When businesses came knocking on the door seeking guidance on how to develop new materials and spaces that would reduce the spread of COVID-19, the lab was immediately put to use for more useful uses.
Currently, Arts and his team are working with 35 major corporations, including 3M Canada, who are interested in enhancing the designs of machinery, buildings, clothes, and ventilation systems to provide people with better protection from the environment.
In terms of creating new virus-resistant materials for industry, the PRC will make Western University and London well-known.
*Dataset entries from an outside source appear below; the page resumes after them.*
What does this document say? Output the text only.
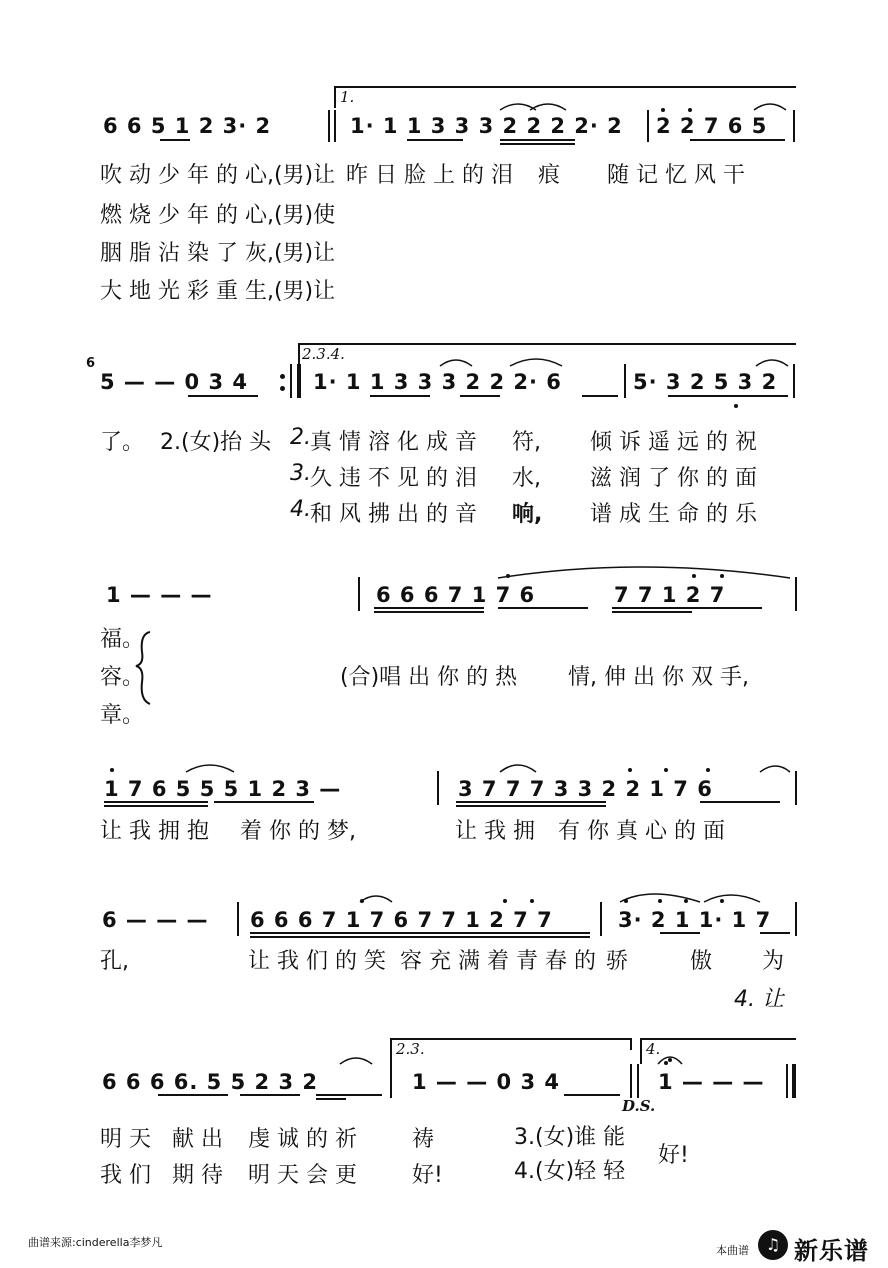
1.
6 6 5 1 2 3· 2	1· 1 1 3 3 3 2 2 2 2· 2 2 2 7 6 5
吹 动 少 年 的 心,(男)让 昨 日 脸 上 的 泪 痕 随 记 忆 风 干
燃 烧 少 年 的 心,(男)使
胭 脂 沾 染 了 灰,(男)让
大 地 光 彩 重 生,(男)让
2.3.4.
6
5 — — 0 3 4	1· 1 1 3 3 3 2 2 2· 6	5· 3 2 5 3 2
了。 2.(女)抬 头 2. 真 情 溶 化 成 音 符, 倾 诉 遥 远 的 祝
3. 久 违 不 见 的 泪 水, 滋 润 了 你 的 面
4. 和 风 拂 出 的 音 响, 谱 成 生 命 的 乐
1 — — —	6 6 6 7 1 7 6	7 7 1 2 7
福。
容。
章。
(合)唱 出 你 的 热 情, 伸 出 你 双 手,
1 7 6 5 5 5 1 2 3 —	3 7 7 7 3 3 2 2 1 7 6
让 我 拥 抱 着 你 的 梦,	让 我 拥 有 你 真 心 的 面
6 — — — 6 6 6 7 1 7 6 7 7 1 2 7 7	3· 2 1 1· 1 7
孔,	让 我 们 的 笑 容 充 满 着 青 春 的 骄	傲 为
4. 让
2.3.	4.
6 6 6 6. 5 5 2 3 2	1 — — 0 3 4	1 — — —
D.S.
明 天 献 出 虔 诚 的 祈	祷
我 们 期 待 明 天 会 更	好!
3.(女)谁 能
4.(女)轻 轻
好!
曲谱来源:cinderella李梦凡
本曲谱	♫ 新乐谱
But it also has the potential to revolutionize how people approach illness.
The next time a virus like COVID-19 moves from animals to people, having efficient and safety-tested vaccinations for viruses could give us a significant advantage, according to Dr. Michael Silverman, director of the infectious disease department at St. Joseph's Health Care in London.
"Those months [without a vaccine] were exceptionally difficult, as everyone who experienced the pandemic knows.”
If an epidemic arises before it turns into a pandemic, we would be prepared by studying [viruses] early, creating prospective vaccine candidates, and storing them in a bank.
If we had had coronavirus vaccines in vaccine banks, it would not just have benefited Canada but the entire world.
It's very thrilling, he declared. It's a significant improvement in Canada's capacity to prepare for and combat potential pandemics and epidemics.